Aujourd’hui, les géants de la technologie financent à coups de millions de dollars les recherches les plus pointues sur la longévité dans l’espoir d’inventer des outils qui augmenteraient les ressources du corps humain. Objectif : repousser la mort le plus longtemps possible. Ces initiatives (greffes de neurones, tissus imprimés en 3D, cellules régénérées…) menées particulièrement aux États-Unis manquent cruellement de procédures de contrôle et ces nouveaux traitements sont destinés aux riches. Désirer rester jeune, freiner au maximum le vieillissement sont aujourd’hui les objectifs affichés d’une société marchande.

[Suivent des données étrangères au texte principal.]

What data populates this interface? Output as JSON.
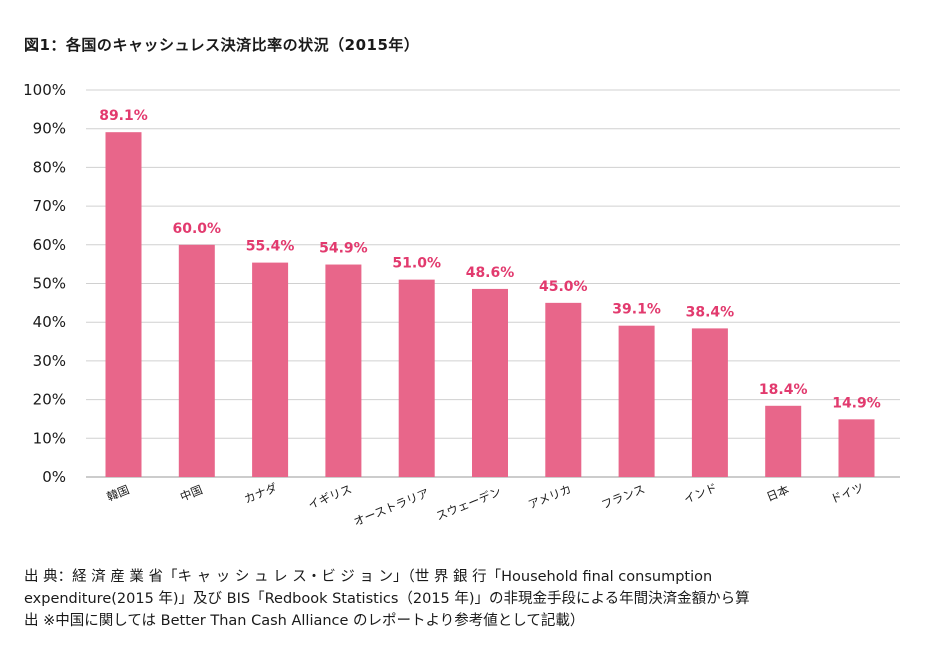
{
  "title": "図1：各国のキャッシュレス決済比率の状況（2015年）",
  "chart_data": {
    "type": "bar",
    "title": "図1：各国のキャッシュレス決済比率の状況（2015年）",
    "categories": [
      "韓国",
      "中国",
      "カナダ",
      "イギリス",
      "オーストラリア",
      "スウェーデン",
      "アメリカ",
      "フランス",
      "インド",
      "日本",
      "ドイツ"
    ],
    "values": [
      89.1,
      60.0,
      55.4,
      54.9,
      51.0,
      48.6,
      45.0,
      39.1,
      38.4,
      18.4,
      14.9
    ],
    "value_labels": [
      "89.1%",
      "60.0%",
      "55.4%",
      "54.9%",
      "51.0%",
      "48.6%",
      "45.0%",
      "39.1%",
      "38.4%",
      "18.4%",
      "14.9%"
    ],
    "ylim": [
      0,
      100
    ],
    "yticks": [
      "0%",
      "10%",
      "20%",
      "30%",
      "40%",
      "50%",
      "60%",
      "70%",
      "80%",
      "90%",
      "100%"
    ],
    "grid": true,
    "bar_color": "#e8668a",
    "label_color": "#e23a6e"
  },
  "source": {
    "line1": "出 典：経 済 産 業 省「キ ャ ッ シ ュ レ ス・ビ ジ ョ ン」（世 界 銀 行「Household final consumption",
    "line2": "expenditure(2015 年)」及び BIS「Redbook Statistics（2015 年)」の非現金手段による年間決済金額から算",
    "line3": "出 ※中国に関しては Better Than Cash Alliance のレポートより参考値として記載）"
  }
}
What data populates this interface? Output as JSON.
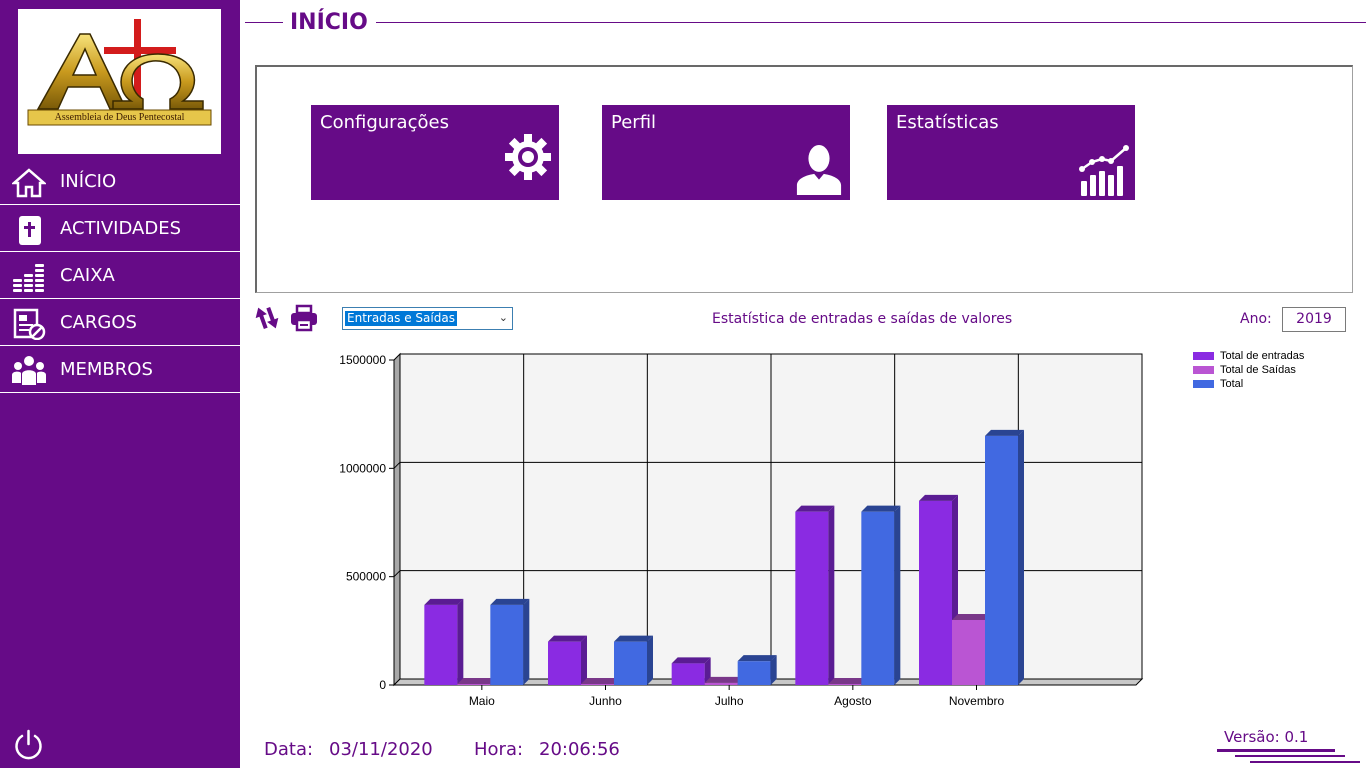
{
  "sidebar": {
    "logo_text": "Assembleia de Deus Pentecostal",
    "items": [
      {
        "label": "INÍCIO",
        "icon": "home-icon"
      },
      {
        "label": "ACTIVIDADES",
        "icon": "bible-icon"
      },
      {
        "label": "CAIXA",
        "icon": "coins-icon"
      },
      {
        "label": "CARGOS",
        "icon": "document-icon"
      },
      {
        "label": "MEMBROS",
        "icon": "people-icon"
      }
    ],
    "power_icon": "power-icon"
  },
  "header": {
    "title": "INÍCIO"
  },
  "tiles": [
    {
      "label": "Configurações",
      "icon": "gear-icon"
    },
    {
      "label": "Perfil",
      "icon": "user-icon"
    },
    {
      "label": "Estatísticas",
      "icon": "chart-icon"
    }
  ],
  "toolbar": {
    "refresh_icon": "refresh-icon",
    "print_icon": "printer-icon",
    "select_value": "Entradas e Saídas",
    "chart_heading": "Estatística de entradas e saídas de valores",
    "year_label": "Ano:",
    "year_value": "2019"
  },
  "chart_data": {
    "type": "bar",
    "categories": [
      "Maio",
      "Junho",
      "Julho",
      "Agosto",
      "Novembro"
    ],
    "series": [
      {
        "name": "Total de entradas",
        "color": "#8a2be2",
        "values": [
          370000,
          200000,
          100000,
          800000,
          850000
        ]
      },
      {
        "name": "Total de Saídas",
        "color": "#ba55d3",
        "values": [
          0,
          0,
          10000,
          0,
          300000
        ]
      },
      {
        "name": "Total",
        "color": "#4169e1",
        "values": [
          370000,
          200000,
          110000,
          800000,
          1150000
        ]
      }
    ],
    "yticks": [
      "0",
      "500000",
      "1000000",
      "1500000"
    ],
    "ylim": [
      0,
      1500000
    ],
    "grid": true,
    "legend_position": "top-right"
  },
  "footer": {
    "date_label": "Data:",
    "date_value": "03/11/2020",
    "time_label": "Hora:",
    "time_value": "20:06:56",
    "version": "Versão: 0.1"
  }
}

Et surtout, cette course scientifique nous fait croire que nous pourrions repousser toujours plus loin l’âge de la vieillesse. Certains généticiens estiment que nous serions programmés pour atteindre un âge maximum autour de 120 ans… Pour peu, il est vrai, que les conditions de vie soient favorables. Aujourd’hui déjà, les centenaires ne sont plus une rareté ; leur nombre a été multiplié par cinq au cours des vingt dernières années. Il est temps de réhabiliter la vieillesse et de se défier de la longévité. Vieillir n’est pas que durer, c’est faire l’expérience de la durée ; vieillir, c’est transformer son rapport au monde, aux autres et à soi-même.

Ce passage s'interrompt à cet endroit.